Até que um dia ela conhece um homem rico e aristocrático chamado Rodolphe, um mulherengo que decide seduzi-la. Eles começam um caso longo e apaixonado que preenche o imenso vazio existencial de Emma. Mas Rodolphe, não estava nem aí para Emma, e começa a fazer o movimento de retirada quando ela propôs fugir com ele da cidade. Ele responde com uma carta no dia em que planejavam fugir juntos, e Emma fica infeliz e entra em um quadro que hoje chamaríamos de depressão.
Sua carência era compensada por compras.
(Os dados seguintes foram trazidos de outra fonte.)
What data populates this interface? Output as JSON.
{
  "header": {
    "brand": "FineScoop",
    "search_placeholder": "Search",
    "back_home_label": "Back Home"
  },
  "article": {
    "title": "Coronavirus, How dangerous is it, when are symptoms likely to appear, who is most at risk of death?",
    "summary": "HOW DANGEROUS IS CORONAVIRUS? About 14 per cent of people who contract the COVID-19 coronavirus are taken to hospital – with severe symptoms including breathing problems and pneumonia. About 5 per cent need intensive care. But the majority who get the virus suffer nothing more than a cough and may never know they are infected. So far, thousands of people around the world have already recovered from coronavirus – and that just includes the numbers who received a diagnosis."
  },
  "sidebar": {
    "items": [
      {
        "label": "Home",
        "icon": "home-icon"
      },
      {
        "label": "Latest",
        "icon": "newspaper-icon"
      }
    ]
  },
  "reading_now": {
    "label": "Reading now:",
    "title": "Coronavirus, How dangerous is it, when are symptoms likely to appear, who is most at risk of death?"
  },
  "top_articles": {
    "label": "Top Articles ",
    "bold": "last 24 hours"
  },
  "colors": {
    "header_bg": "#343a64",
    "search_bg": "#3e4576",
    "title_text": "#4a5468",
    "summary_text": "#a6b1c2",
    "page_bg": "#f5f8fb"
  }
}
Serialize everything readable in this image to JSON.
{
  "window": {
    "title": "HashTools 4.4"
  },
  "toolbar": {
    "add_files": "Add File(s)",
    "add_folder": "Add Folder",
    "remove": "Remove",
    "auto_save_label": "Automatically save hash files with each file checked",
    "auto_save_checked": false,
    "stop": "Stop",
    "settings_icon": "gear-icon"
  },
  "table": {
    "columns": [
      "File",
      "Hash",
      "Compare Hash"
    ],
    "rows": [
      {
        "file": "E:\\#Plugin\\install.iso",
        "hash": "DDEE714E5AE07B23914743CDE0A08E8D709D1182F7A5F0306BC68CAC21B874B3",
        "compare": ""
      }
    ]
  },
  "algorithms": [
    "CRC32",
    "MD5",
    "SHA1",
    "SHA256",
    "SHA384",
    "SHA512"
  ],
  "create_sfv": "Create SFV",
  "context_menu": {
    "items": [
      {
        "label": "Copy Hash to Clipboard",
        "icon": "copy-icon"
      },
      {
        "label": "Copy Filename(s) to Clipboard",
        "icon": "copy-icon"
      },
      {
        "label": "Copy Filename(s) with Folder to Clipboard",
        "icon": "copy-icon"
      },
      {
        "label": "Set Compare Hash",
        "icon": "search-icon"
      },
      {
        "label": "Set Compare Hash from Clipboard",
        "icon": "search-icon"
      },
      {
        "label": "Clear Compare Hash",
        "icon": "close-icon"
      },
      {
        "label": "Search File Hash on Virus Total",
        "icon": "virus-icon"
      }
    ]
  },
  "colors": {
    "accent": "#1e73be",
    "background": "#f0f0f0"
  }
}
Suas dívidas aumentam comprando roupas bonitas de um homem chamado Lheureux, que era o dramaturgo da cidade. Enquanto isso, um homem chamado Hyppolyte, que era o cavalariço da cidade, tem um problema na perna. Homais, o farmacêutico da cidade, e Emma, mulher de Charles Bovary, o convencem a fazer uma operação. Convencem Hyppolyte a ser operado em nome da ciência. Essa operação incentivada por Emma era uma forma de ela sentir algum orgulho pelo marido. A operação a princípio havia sido bem-sucedida, mas algo deu errado. A perna começou a gangrenar. Charles chama o doutor Canivet (um médico da cidade vizinha), mas que também não consegue dar jeito no inevitável. Hyppolyte perde a perna.
Um dia, Charles e Emma viajam para Rouen para assistir a uma peça. Eles encontram Leon, que havia voltado de Paris e finalmente começam a ter um caso. Fingindo ter aulas de piano, Emma consegue ir à cidade uma vez por semana para vê-lo. O mesmo processo ocorre como aconteceu com Rodolphe, ou seja, tudo começa bem até se tornar repetitivo e enfadonho, só que dessa vez Emma também sente aquele cansaço. E acabam insatisfeitos um com o outro.
As dívidas de Emma não param de crescer, e um dia ela recebe uma espécie de oficial de justiça declarando que ela deve pagar uma grande soma em dinheiro ou perderá todos os seus bens. Quando ela percebe a enrascada em que se meteu, ela entra no modo desespero. Emma tenta conseguir dinheiro de Leon, que não se compromete; do advogado da cidade, que a propõe um caso; e finalmente ela recorre a Rodolphe, que simplesmente recusa-lhe nega friamente. Emma está louca e morrendo de medo. Não havia uma solução fácil. Para ela só sobrou uma solução. Ela convence Justin, o assistente do farmacêutico, a levá-la ao laboratório de Homais, e ela ingere um punhado de arsênico. Ela morre. Acontecem mais algumas coisas, mas já dei muito spoiler. Chega!
Só gostaria de acrescentar que Gustave Flaubert acabou sendo acusado de obscenidade depois que seu livro foi lançado. Como não poderia ser de outra forma, seu julgamento acabou em absolvição, e claro que esse fato fez com que todos se interessassem pelo livro após o seu lançamento em 1857.
Mais de cento e sessenta anos depois, o romance “Madame Bovary” acabou derivando uma outra palavra, o “Bovarismo”, que é uma tendência que certos indivíduos apresentam de fugir da realidade e imaginar para si uma personalidade e condições de vida que não possuem, passando a agir como se possuíssem. Cá para nós, todos vemos isso nas redes sociais, e é o que torna “Madame Bovary” universal.
“Madame Bovary”, de Gustave Flaubert, merece um lugar ao lado de seu “Oscar” na sua estante.